More Works By Harold Feist Acrylic on Canvas 1984
58.75 × 95.75 in 149.23 × 243.21 cm
FRAMED
60.25 × 97.25 in 153.04 × 247.02 cm
$20,000

About Forever Hope

This modern abstract is a Harold Feist 'spoke' painting.

Early in his career, Canadian artist Harold Feist was mentored by the famed New York Art critic, Clement Greenberg and the famous American painter, Jules Olitski. Feist was a dedicated modernist whose expressive form displayed an intuitive sense of colour. In the 1970s, he discovered a simple dynamic form that would engage him for years to come. Feist’s innovative use of a spiral spoke-like form gave the artist a formal structure to experiment with. This is one of a series of pieces he created that explores the ‘spoke’ format as defined by colour. Here, fluid expressive ‘spokes’ radiate out from the spiral’s center in a vivid palette of blues, purple, orange, yellow, green and white against a soft neutral background.

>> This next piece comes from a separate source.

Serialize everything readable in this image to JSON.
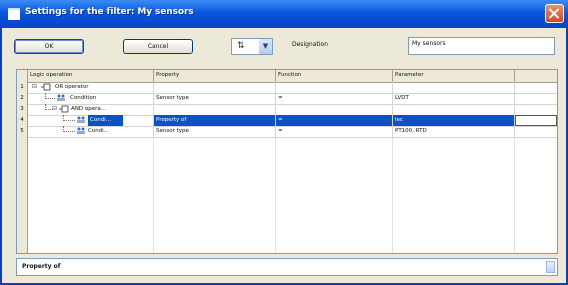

"The viewer could look at the picture, see the spokes, see that it all followed more or less a system, then maybe – having been enticed straight in through the front door – see the painting as a painting." Harold Feist

“Feist thought of his radiating format as "dynamic and full of problems" but also as "simple and knowable…like bones or a skeleton," he has said. "Everybody has a skeleton, but the fleshing out can lead to anything from a Muhammad Ali to a Woody Allen." He liked the clarity and intelligibility of the radial structure.” Karen Wilkin, Art Critic

Harold Feist was born in Texas(1945-2021) but held citizenship in both Canada and the U.S. He won a scholarship for the University of Illinois and changed his studies from architecture to fine art, acquiring a master’s at the Maryland Institute College of Art. While pursuing his own art, he took a job teaching at the Alberta University of the Arts in Calgary, followed by the University of Regina and Mount Allison University in New Brunswick. He decided to paint full-time in the late seventies. His work is held in both private and public collections in Canada and the U.S., including the Art Gallery of Ontario and the Boston Museum of Fine Arts.